St. Mary the Major. One of the earliest basilicas of Christian Rome

CHRISTIAN ROME

Christian Rome tour visiting the basilica of St Mary the Major, built after the first council of Ephesus (431) which proclaimed St. Mary mother of God. According to a legend it was founded after a miraculous snowfall on August. It houses a venerated relic of the crib. The V century mosaics, describing scenes from the Apocryphal Gospels and the Old testament,  are among the oldest Christian mosaics in Rome. The superb medieval mosaics of the apse show the Virgin crowned by her son, sitting on the same throne.

The Holy Steps, not too far,  are still climbed by pilgrims on their knees. Believers identify them with the ones of Pilate’s palace, ascended by Jesus. They lead to the Papal Chapel called Sancta Sanctorum or Holy of Holies, objet of great devotion in the middle ages for all the relics it contained. A very ancient and venerated icon of Jesus (V century) survives. The XIII century frescoes and the gold mosaics on the vaults are true gems. This was the private chapel of the popes when they resided at the Lateran.

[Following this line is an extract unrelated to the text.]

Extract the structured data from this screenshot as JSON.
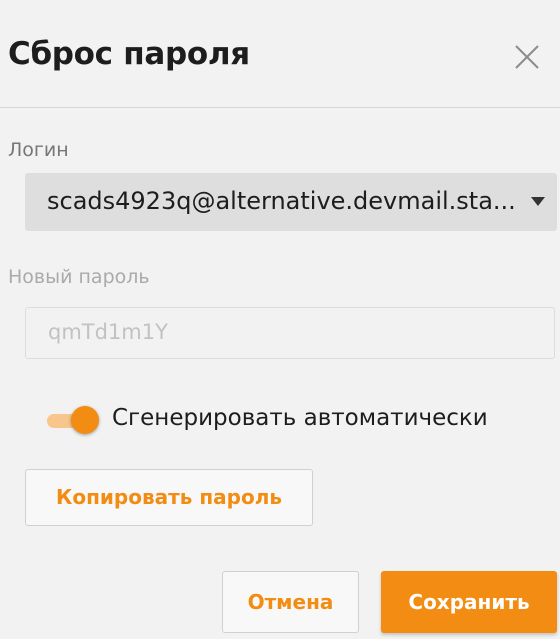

St John in the Lateran is the cathedral of Rome, mother of all churches in the world, it is the very first Christian church ever built. The interior was redesigned by the great architect Borromini. The church keeps its primary role and boasts a precious fresco attributed to Giotto showing pope Boniface VIII proclaiming the fist Holy year.

St Paul outside the Walls is the second largest church in Rome, after St. Peter and the third largest one in the world (after St. Paul’s in London). Initially built under the emperor Constantine, on the burial of St. Paul, beheaded in Rome under the persecutions of Nero.  Partly destroyed by a fire in 1823, fortunately some its treasures survived: its Medieval Venetian mosaics on the apse, the Gothic canopy by Cavallini and Arnolfo di Cambio, the Romanesque Paschal candlestick and its charming cloister.  The basilica boasts a unique collection of mosaic portraits of all the popes from St. Peter to the present one.